At this point I had MIIS set up so that every user had a label to show where they came from… but this important information was still only within MIIS.

Next, I added a flow to the MIIS management agent for AD which copies the point-of-origin value into the extensionAttribute15 attribute on the matching AD user object.  Now I had  every user in AD labeled with where they belonged.  Progress!

The last step was to configure the two Dirsync installations to each EXCLUDE the “wrong” users.  The process for doing this involves creating a “connector filter” entry within the SourceAD management agent in each Dirsync that matches the value that is applied to users that you don’t want to sync.  This is a fully supported customization for Dirsync and is documented at http://technet.microsoft.com/en-us/library/jj710171.aspx.  An example of how this looks is in the screen shot below.  In this case, any user in AD with the value “A” in extensionAttribute15 will not be processed by Dirsync.

2-dirsyncs-filterA

While doing so isn’t an absolute requirement, I strongly recommend that you make these filter modifications after Dirsync has been configured but BEFORE the first synchronization run so you don’t create a bunch of stuff in Office365 that later needs to be cleaned up.

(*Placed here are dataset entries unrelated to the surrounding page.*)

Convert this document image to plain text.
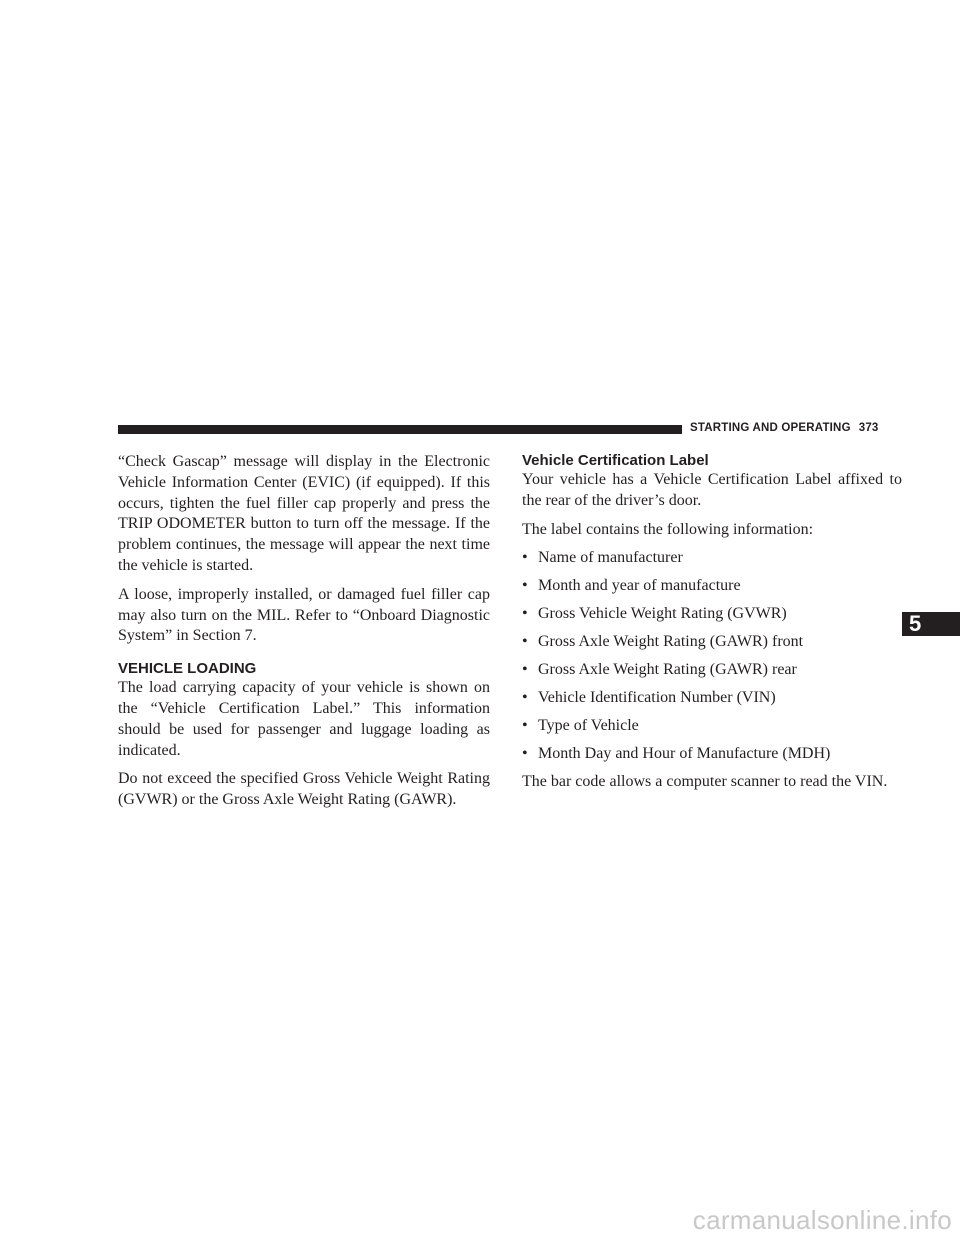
STARTING AND OPERATING 373

“Check Gascap” message will display in the Electronic Vehicle Information Center (EVIC) (if equipped). If this occurs, tighten the fuel filler cap properly and press the TRIP ODOMETER button to turn off the message. If the problem continues, the message will appear the next time the vehicle is started.

A loose, improperly installed, or damaged fuel filler cap may also turn on the MIL. Refer to “Onboard Diagnostic System” in Section 7.

VEHICLE LOADING

The load carrying capacity of your vehicle is shown on the “Vehicle Certification Label.” This information should be used for passenger and luggage loading as indicated.

Do not exceed the specified Gross Vehicle Weight Rating (GVWR) or the Gross Axle Weight Rating (GAWR).

Vehicle Certification Label

Your vehicle has a Vehicle Certification Label affixed to the rear of the driver’s door.

The label contains the following information:

• Name of manufacturer
• Month and year of manufacture
• Gross Vehicle Weight Rating (GVWR)
• Gross Axle Weight Rating (GAWR) front
• Gross Axle Weight Rating (GAWR) rear
• Vehicle Identification Number (VIN)
• Type of Vehicle
• Month Day and Hour of Manufacture (MDH)

The bar code allows a computer scanner to read the VIN.

5
carmanualsonline.info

How this looks when you turn the crank — and ongoing impact to Dirsync:

When you run Dirsync the first time, it will load all users in your AD (“listed as Adds”).  This is normal.  Then, the filter will be applied and you will see a number of objects listed as filtered disconnectors.  These are the objects that Dirsync skipped when processing them because they matched the filter.

Then just verify in your O365 tenant that the right users have been synchronized and, if necessary, check your filters if you are still seeing things that shouldn’t be there.  In my case, I had to add an extra filter condition to also exclude users with no value set in extensionAttribute15 to keep out other non-student accounts that were in AD.

NOTE:  Because Dirsync will re-check all of these disconnectors every time it runs a processing cycle, this approach will increase the load on the Dirsync server and make processing take longer.  For the customer that I was working with, with a total of about 30,000 users between the two tenants, this has not been a problem.